There has been much research into determining the overall average cost of having a baby and raising a child, and if the figures are accurate, the cost is rising year on year. In 2019, the Child Action Poverty Group calculated that the average overall cost to raise a child from birth to age 18 was £185,000 for lone parents and £151,000 for couples.
The cost of raising children in the UK is incredibly expensive for most people. Even for people in well-paid, full-time employment, the gap between actual income and what’s required to meet family needs is growing. In 2019, lone parents working full-time on the National Living Wage were, on average, 21% short on what they needed to cover rent, council tax and childcare, equivalent to around £80 a week.
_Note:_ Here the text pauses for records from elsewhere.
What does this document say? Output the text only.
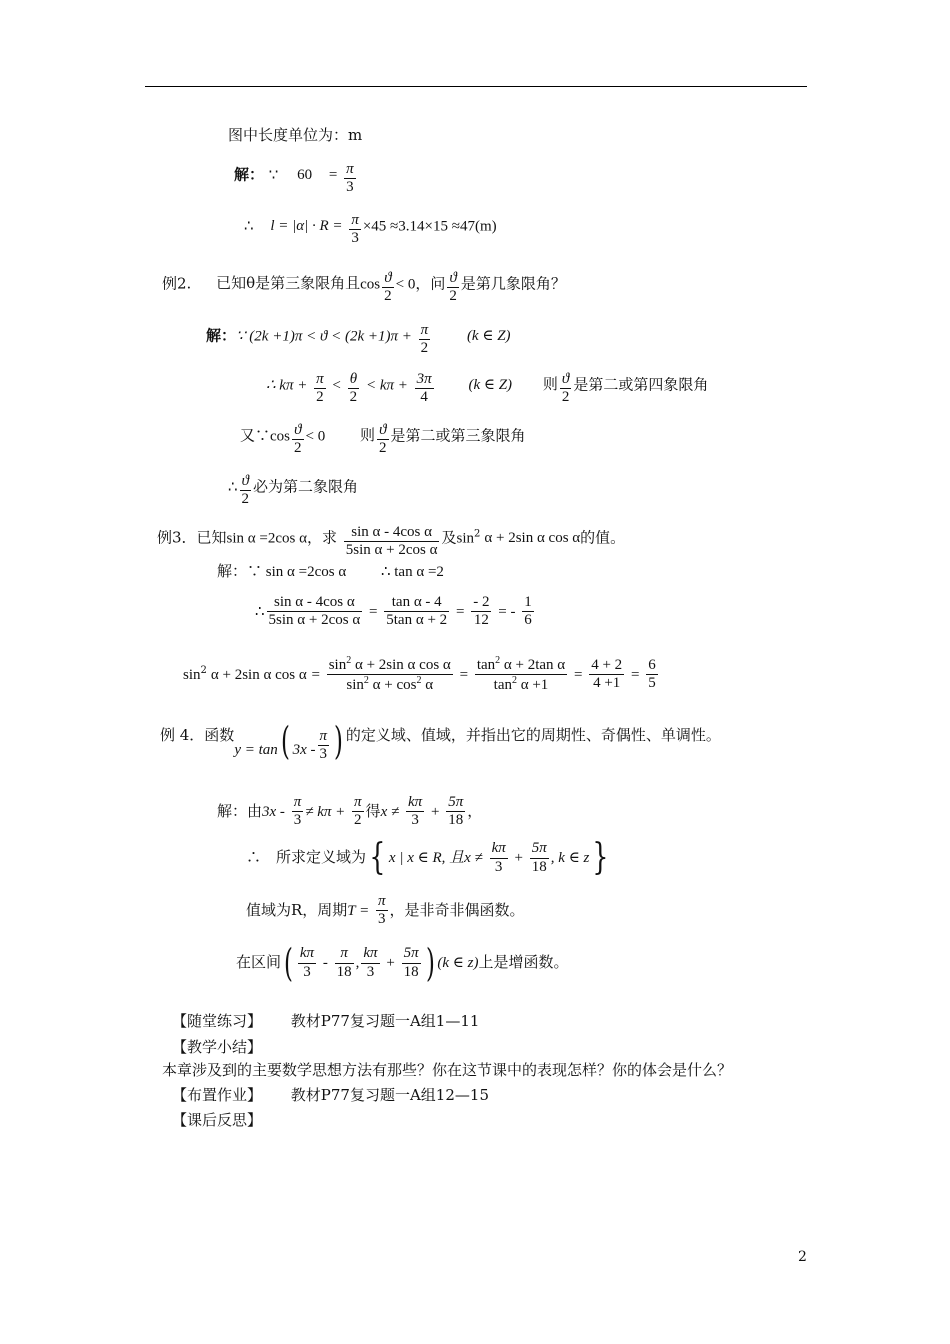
图中长度单位为：m
解： ∵ $60 = \frac{\pi}{3}$
∴ $l = |\alpha| \cdot R = \frac{\pi}{3} \times 45 \approx 3.14\times 15 \approx 47(m)$
例2. 已知θ是第三象限角且$\cos \frac{ϑ}{2} < 0$，问 $\frac{ϑ}{2}$ 是第几象限角？
解：∵ $(2k +1)\pi < ϑ < (2k +1)\pi + \frac{\pi}{2} (k$ ∈ Z)
∴ $k\pi + \frac{\pi}{2} < \frac{\theta}{2} < k\pi + \frac{3\pi}{4} (k$ ∈ Z) 则 $\frac{ϑ}{2}$ 是第二或第四象限角
又∵cos $\frac{ϑ}{2} < 0$ 则 $\frac{ϑ}{2}$ 是第二或第三象限角
∴ $\frac{ϑ}{2}$ 必为第二象限角
例3．已知sin α =2cos α，求 $\frac{\text{sin α - 4cos α}}{\text{5sin α + 2cos α}}$ 及$\sin^2 \alpha + 2\sin$ α cos α的值。
解：∵ sin α =2cos α ∴ tan α =2
∴ $\frac{\text{sin α - 4cos α}}{\text{5sin α + 2cos α}} = \frac{\text{tan α - 4}}{\text{5tan α + 2}} = \frac{- 2}{12}$ = - $\frac{1}{6}$
$\sin^2 \alpha + 2\sin$ α $\cos \alpha = \frac{\sin^2 \alpha + 2\sin \alpha \cos \alpha}{\sin^2 \alpha + \cos^2 \alpha} = \frac{\tan^2 \alpha + 2\tan \alpha}{\tan^2 \alpha +1} = \frac{4 + 2}{4 +1} = \frac{6}{5}$
例 4．函数y = tan( $3x - \frac{\pi}{3}$ ) 的定义域、值域，并指出它的周期性、奇偶性、单调性。
解：由$3x - \frac{\pi}{3} \ne k\pi + \frac{\pi}{2}$ 得$x \ne \frac{k\pi}{3} + \frac{5\pi}{18}$ ，
∴　所求定义域为{ x | x ∈ R, 且$x \ne \frac{k\pi}{3} + \frac{5\pi}{18}$ , k ∈ z}
值域为R，周期$T = \frac{\pi}{3}$ ，是非奇非偶函数。
在区间( $\frac{k\pi}{3} - \frac{\pi}{18}$ , $\frac{k\pi}{3} + \frac{5\pi}{18}$ ) (k ∈ z)上是增函数。
【随堂练习】 教材P77复习题一A组1—11
【教学小结】
本章涉及到的主要数学思想方法有那些？你在这节课中的表现怎样？你的体会是什么？
【布置作业】 教材P77复习题一A组12—15
【课后反思】
2
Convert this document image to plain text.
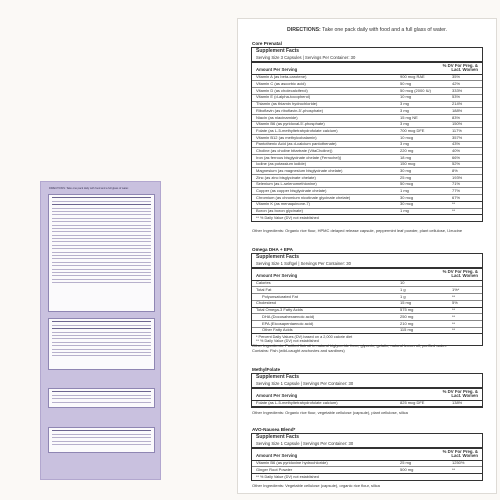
DIRECTIONS: Take one pack daily with food and a full glass of water.
DIRECTIONS: Take one pack daily with food and a full glass of water.
Core Prenatal
Supplement Facts
Serving Size 3 Capsules | Servings Per Container: 30
Amount Per Serving
% DV For Preg. & Lact. Women
Vitamin A (as beta-carotene)	900 mcg RAE	35%
Vitamin C (as ascorbic acid)	50 mg	42%
Vitamin D (as cholecalciferol)	50 mcg (2000 IU)	333%
Vitamin E (d-alpha-tocopherol)	10 mg	53%
Thiamin (as thiamin hydrochloride)	3 mg	214%
Riboflavin (as riboflavin-5'-phosphate)	3 mg	188%
Niacin (as niacinamide)	15 mg NE	83%
Vitamin B6 (as pyridoxal-5'-phosphate)	3 mg	150%
Folate (as L-5-methyltetrahydrofolate calcium)	700 mcg DFE	117%
Vitamin B12 (as methylcobalamin)	10 mcg	357%
Pantothenic Acid (as d-calcium pantothenate)	3 mg	43%
Choline (as choline bitartrate (VitaCholine))	220 mg	40%
Iron (as ferrous bisglycinate chelate (Ferrochel))	18 mg	66%
Iodine (as potassium iodide)	150 mcg	52%
Magnesium (as magnesium bisglycinate chelate)	30 mg	8%
Zinc (as zinc bisglycinate chelate)	25 mg	193%
Selenium (as L-selenomethionine)	50 mcg	71%
Copper (as copper bisglycinate chelate)	1 mg	77%
Chromium (as chromium nicotinate glycinate chelate)	30 mcg	67%
Vitamin K (as menaquinone-7)	30 mcg	**
Boron (as boron glycinate)	1 mg	**
** % Daily Value (DV) not established
Other Ingredients: Organic rice flour, HPMC delayed release capsule, peppermint leaf powder, plant cellulose, l-leucine
Omega DHA + EPA
Supplement Facts
Serving Size 1 Softgel | Servings Per Container: 30
Amount Per Serving
% DV For Preg. & Lact. Women
Calories	10
Total Fat	1 g	1%*
Polyunsaturated Fat	1 g	**
Cholesterol	15 mg	5%
Total Omega-3 Fatty Acids	575 mg	**
DHA (Docosahexaenoic acid)	250 mg	**
EPA (Eicosapentaenoic acid)	210 mg	**
Other Fatty Acids	115 mg	**
* Percent Daily Values (DV) based on a 2,000 calorie diet
** % Daily Value (DV) not established
Other Ingredients: Purified fish oil in natural triglyceride form, glycerin, gelatin, natural lemon oil, purified water.
Contains: Fish (wild-caught anchovies and sardines)
MethylFolate
Supplement Facts
Serving Size 1 Capsule | Servings Per Container: 30
Amount Per Serving
% DV For Preg. & Lact. Women
Folate (as L-5-methyltetrahydrofolate calcium)	825 mcg DFE	138%
Other Ingredients: Organic rice flour, vegetable cellulose (capsule), plant cellulose, silica
AVO-Nausea Blend*
Supplement Facts
Serving Size 1 Capsule | Servings Per Container: 30
Amount Per Serving
% DV For Preg. & Lact. Women
Vitamin B6 (as pyridoxine hydrochloride)	25 mg	1250%
Ginger Root Powder	500 mg	**
** % Daily Value (DV) not established
Other Ingredients: Vegetable cellulose (capsule), organic rice flour, silica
Even those working on the median UK salary fell £60 a week short of the estimated projected income for what most people would consider a decent minimum living standard. Meanwhile, couples who both work full-time under the National Living Wage fell 10% below.
In the UK, parents earning less than £50,000 a year are entitled to Child Benefit until the child turns 16 years old. This works out at £21.05 a week for the eldest or only child and £13.95 a week for additional children. However, this rate was set in 2015 and has not considered inflation or the increased living costs. Child Benefit covers less than a sixth of the cost of a child for a lone parent. Meanwhile, for a couple, the cost is less than a fifth.